Голем, русская версия - Андрей Левкин
Шрифт:
Интервал:
Закладка:
— А ты можешь подслушать, о чем он думает? — Я показал в сторону второго этажа.
Херасков посмотрел, прислушался к себе — во всяком случае, если бы человек дал себе команду прислушаться к себе, то это бы выглядело именно так.
— Мог бы, если честно. Но не хочется. Потому что это меня не касается, и мне, честно говоря, — из того, что я уже понял — неинтересно. И сил много отнимет. По пьянке вечно так бывает — начнешь к кому-то прислушиваться, даже неосознанно. А наутро — тьфу, усраться и не жить. Вот разве ты еще за бутылкой сбегаешь, а я пока подготовлюсь, типа пописаю опять-таки за сараем. Тогда — согласен. И креветок этих крабовых возьми, — он уже командовал, как работяга, подрядившийся спасти автомобиль в каком-нибудь туркестанском болоте.
Политтехнолог с точки зрения
хозяйственного мыла Хераскова
Дальнейшее рассказанное Херасковым будет пересказано своими словами, чтобы перевести его мычания и рассказ, изобиловавший междометиями, во что-то хотя бы отчасти связное. При этом, разумеется, на тексте скажутся последствия выпивки (я записал его едва пришел домой, в тот же вечер), а также и перевод все того же, навязшего, но кажущегося теперь уже почти прекрасным "Жгучего лона страсти".

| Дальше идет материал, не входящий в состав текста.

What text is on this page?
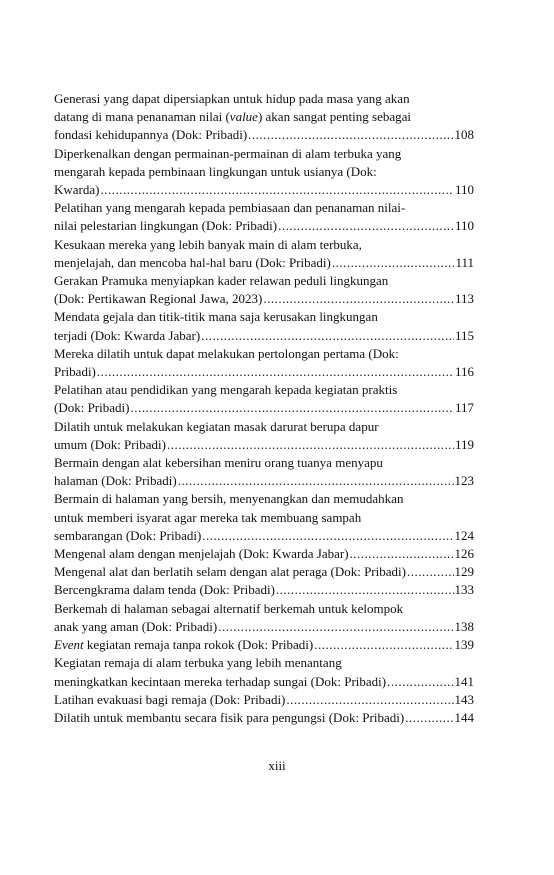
Generasi yang dapat dipersiapkan untuk hidup pada masa yang akan
datang di mana penanaman nilai (value) akan sangat penting sebagai
fondasi kehidupannya (Dok: Pribadi) .....	108
Diperkenalkan dengan permainan-permainan di alam terbuka yang
mengarah kepada pembinaan lingkungan untuk usianya (Dok:
Kwarda) .....	110
Pelatihan yang mengarah kepada pembiasaan dan penanaman nilai-
nilai pelestarian lingkungan (Dok: Pribadi) .....	110
Kesukaan mereka yang lebih banyak main di alam terbuka,
menjelajah, dan mencoba hal-hal baru (Dok: Pribadi) .....	111
Gerakan Pramuka menyiapkan kader relawan peduli lingkungan
(Dok: Pertikawan Regional Jawa, 2023) .....	113
Mendata gejala dan titik-titik mana saja kerusakan lingkungan
terjadi (Dok: Kwarda Jabar) .....	115
Mereka dilatih untuk dapat melakukan pertolongan pertama (Dok:
Pribadi) .....	116
Pelatihan atau pendidikan yang mengarah kepada kegiatan praktis
(Dok: Pribadi) .....	117
Dilatih untuk melakukan kegiatan masak darurat berupa dapur
umum (Dok: Pribadi) .....	119
Bermain dengan alat kebersihan meniru orang tuanya menyapu
halaman (Dok: Pribadi) .....	123
Bermain di halaman yang bersih, menyenangkan dan memudahkan
untuk memberi isyarat agar mereka tak membuang sampah
sembarangan (Dok: Pribadi) .....	124
Mengenal alam dengan menjelajah (Dok: Kwarda Jabar) .....	126
Mengenal alat dan berlatih selam dengan alat peraga (Dok: Pribadi) .....	129
Bercengkrama dalam tenda (Dok: Pribadi) .....	133
Berkemah di halaman sebagai alternatif berkemah untuk kelompok
anak yang aman (Dok: Pribadi) .....	138
Event kegiatan remaja tanpa rokok (Dok: Pribadi) .....	139
Kegiatan remaja di alam terbuka yang lebih menantang
meningkatkan kecintaan mereka terhadap sungai (Dok: Pribadi) .....	141
Latihan evakuasi bagi remaja (Dok: Pribadi) .....	143
Dilatih untuk membantu secara fisik para pengungsi (Dok: Pribadi) .....	144
xiii
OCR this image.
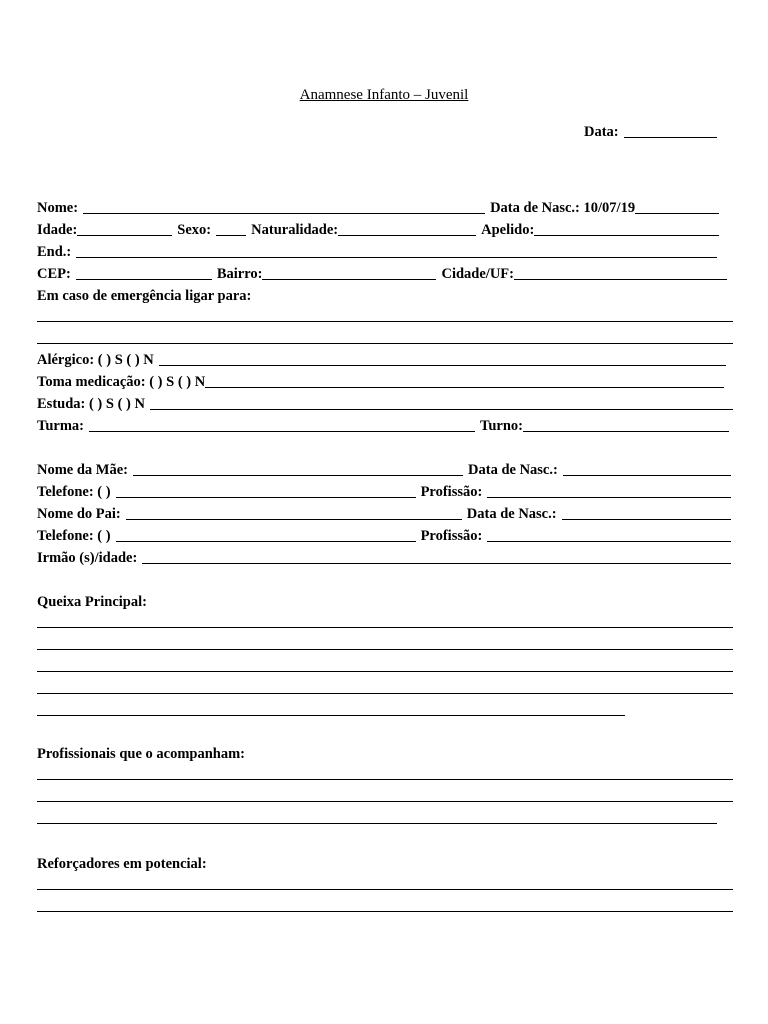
Anamnese Infanto – Juvenil
Data:
Nome:	Data de Nasc.: 10/07/19
Idade:	Sexo:	Naturalidade:	Apelido:
End.:
CEP:	Bairro:	Cidade/UF:
Em caso de emergência ligar para:
Alérgico: ( ) S ( ) N
Toma medicação: ( ) S ( ) N
Estuda: ( ) S ( ) N
Turma:	Turno:
Nome da Mãe:	Data de Nasc.:
Telefone: ( )	Profissão:
Nome do Pai:	Data de Nasc.:
Telefone: ( )	Profissão:
Irmão (s)/idade:
Queixa Principal:
Profissionais que o acompanham:
Reforçadores em potencial:
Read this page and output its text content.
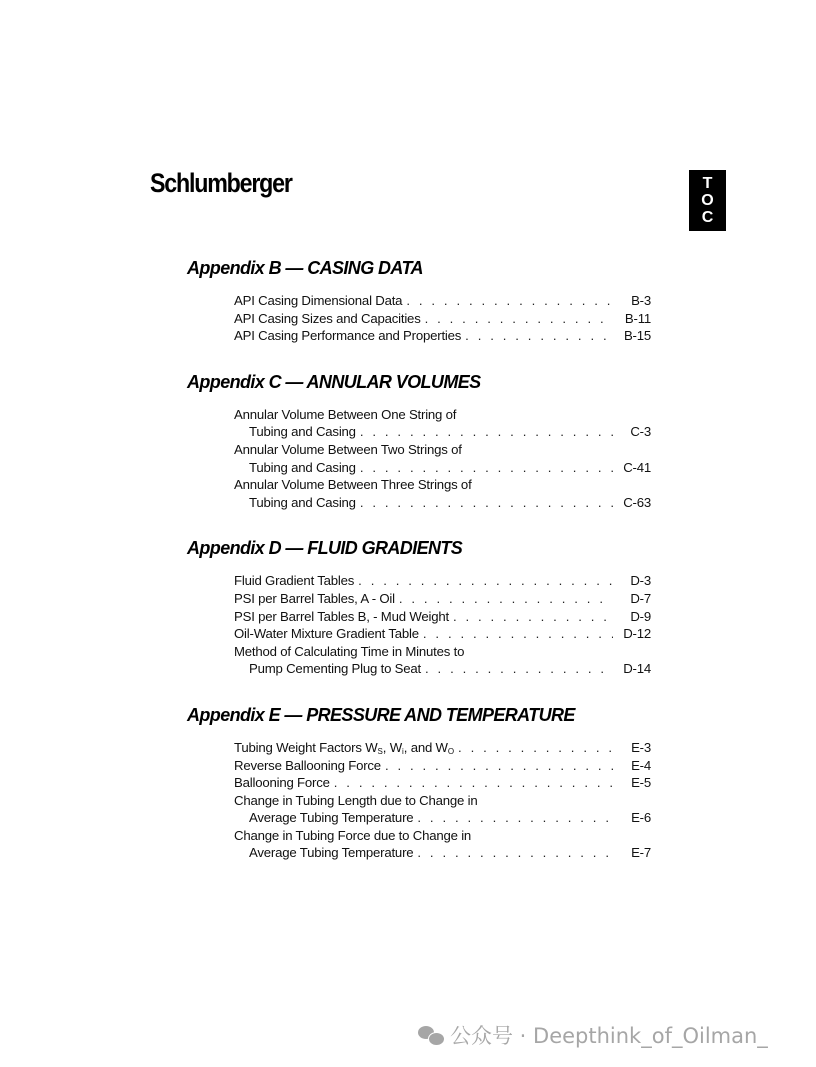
Schlumberger	T
O
C
Appendix B — CASING DATA
API Casing Dimensional Data . . .	B-3
API Casing Sizes and Capacities . . .	B-11
API Casing Performance and Properties . . .	B-15
Appendix C — ANNULAR VOLUMES
Annular Volume Between One String of
Tubing and Casing . . .	C-3
Annular Volume Between Two Strings of
Tubing and Casing . . .	C-41
Annular Volume Between Three Strings of
Tubing and Casing . . .	C-63
Appendix D — FLUID GRADIENTS
Fluid Gradient Tables . . .	D-3
PSI per Barrel Tables, A - Oil . . .	D-7
PSI per Barrel Tables B, - Mud Weight . . .	D-9
Oil-Water Mixture Gradient Table . . .	D-12
Method of Calculating Time in Minutes to
Pump Cementing Plug to Seat . . .	D-14
Appendix E — PRESSURE AND TEMPERATURE
Tubing Weight Factors $W_S$, $W_i$, and $W_O$ . . .	E-3
Reverse Ballooning Force . . .	E-4
Ballooning Force . . .	E-5
Change in Tubing Length due to Change in
Average Tubing Temperature . . .	E-6
Change in Tubing Force due to Change in
Average Tubing Temperature . . .	E-7
公众号 · Deepthink_of_Oilman_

Политтехнолог — и со двора было видно — находился в задумчивости. В стране теперь никак не складывалась конструктивная оппозициями хотя пока— тем более учитывая навалившиеся катастрофы — этого еще не было заметно, но именно реакция общества в полосе катастроф — имея в виду характер реакции — и свидетельствовала о проблеме, которая будет становиться все более актуальной в ближайшие год-два. У всех, кто мог бы составить оппозицию, была тонка кишка, они не могли даже внятно сформулировать собственные претензии, куда уж — альтернативную повестку дня. Тем более что в результате претензий СМИ, перепутавших себя с субъектами политики, никто не мог понять, что власть делает вообще. Как следствие, оппозиция могла возникнуть только на уровне отношения к тому, что сделано, что в любом варианте было не более чем гавканьем вслед каравану (тут он постиг грусть этой поговорки: грусть принадлежала каравану, все отношения к движению которого неизбежно запаздывали, лаяли всегда сзади). Нельзя было даже и помыслить о конкуренции повесток дня (что, впрочем, было бы слишком), но и наличие альтернативы внутри готовой повестки отсутствовало также.

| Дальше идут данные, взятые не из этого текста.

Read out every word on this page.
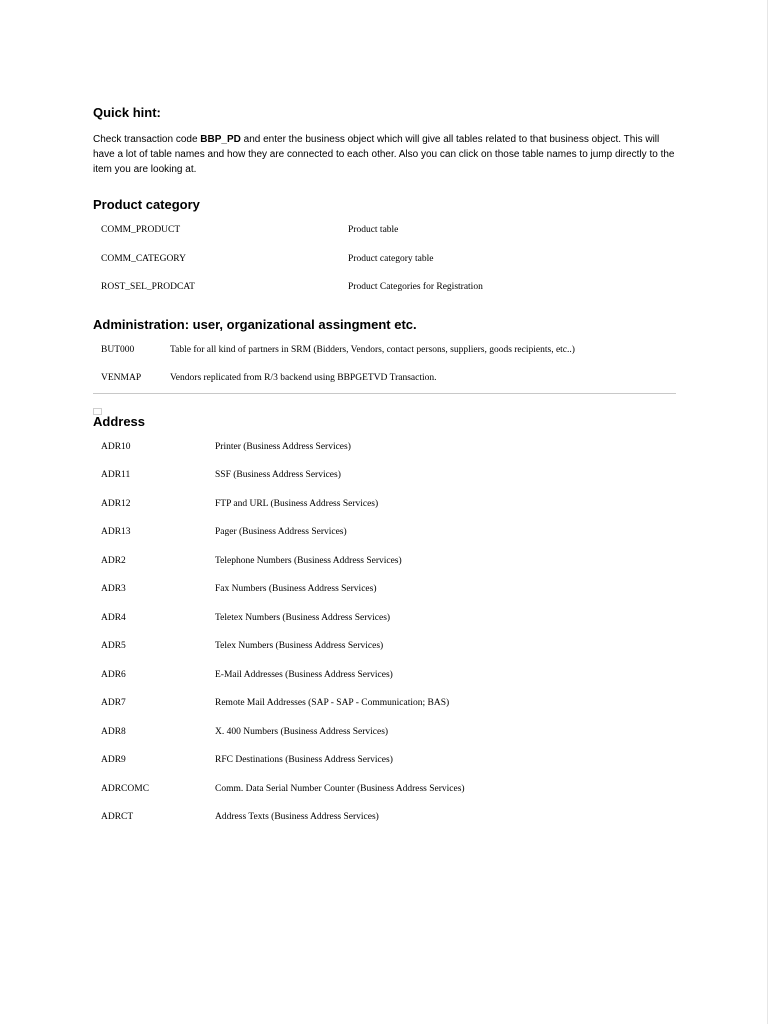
Quick hint:

Check transaction code BBP_PD and enter the business object which will give all tables related to that business object. This will have a lot of table names and how they are connected to each other. Also you can click on those table names to jump directly to the item you are looking at.

Product category
COMM_PRODUCT	Product table
COMM_CATEGORY	Product category table
ROST_SEL_PRODCAT	Product Categories for Registration
Administration: user, organizational assingment etc.
BUT000	Table for all kind of partners in SRM (Bidders, Vendors, contact persons, suppliers, goods recipients, etc..)
VENMAP	Vendors replicated from R/3 backend using BBPGETVD Transaction.
Address
ADR10	Printer (Business Address Services)
ADR11	SSF (Business Address Services)
ADR12	FTP and URL (Business Address Services)
ADR13	Pager (Business Address Services)
ADR2	Telephone Numbers (Business Address Services)
ADR3	Fax Numbers (Business Address Services)
ADR4	Teletex Numbers (Business Address Services)
ADR5	Telex Numbers (Business Address Services)
ADR6	E-Mail Addresses (Business Address Services)
ADR7	Remote Mail Addresses (SAP - SAP - Communication; BAS)
ADR8	X. 400 Numbers (Business Address Services)
ADR9	RFC Destinations (Business Address Services)
ADRCOMC	Comm. Data Serial Number Counter (Business Address Services)
ADRCT	Address Texts (Business Address Services)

Нужен коллективный президент, — мечтал он. — Разделить нынешнего на несколько частей и чтобы они функционировали согласно. Хорошо бы, чтобы их было примерно двенадцать, — прикидывал он, соотнося это, кажется, с футболом, предполагая, что тогда несомненно откроется общественная жизнь. — По сути, групповое президентство можно будет подать в СМИ именно как футбольную команду — с тем, чтобы ажиотаж публики переходил на ее состав, внутренние интриги — на тренерские замыслы, возможно (он подумал о себе). А почему двенадцать, он понять не мог, потому что в команде вроде бы одиннадцать игроков.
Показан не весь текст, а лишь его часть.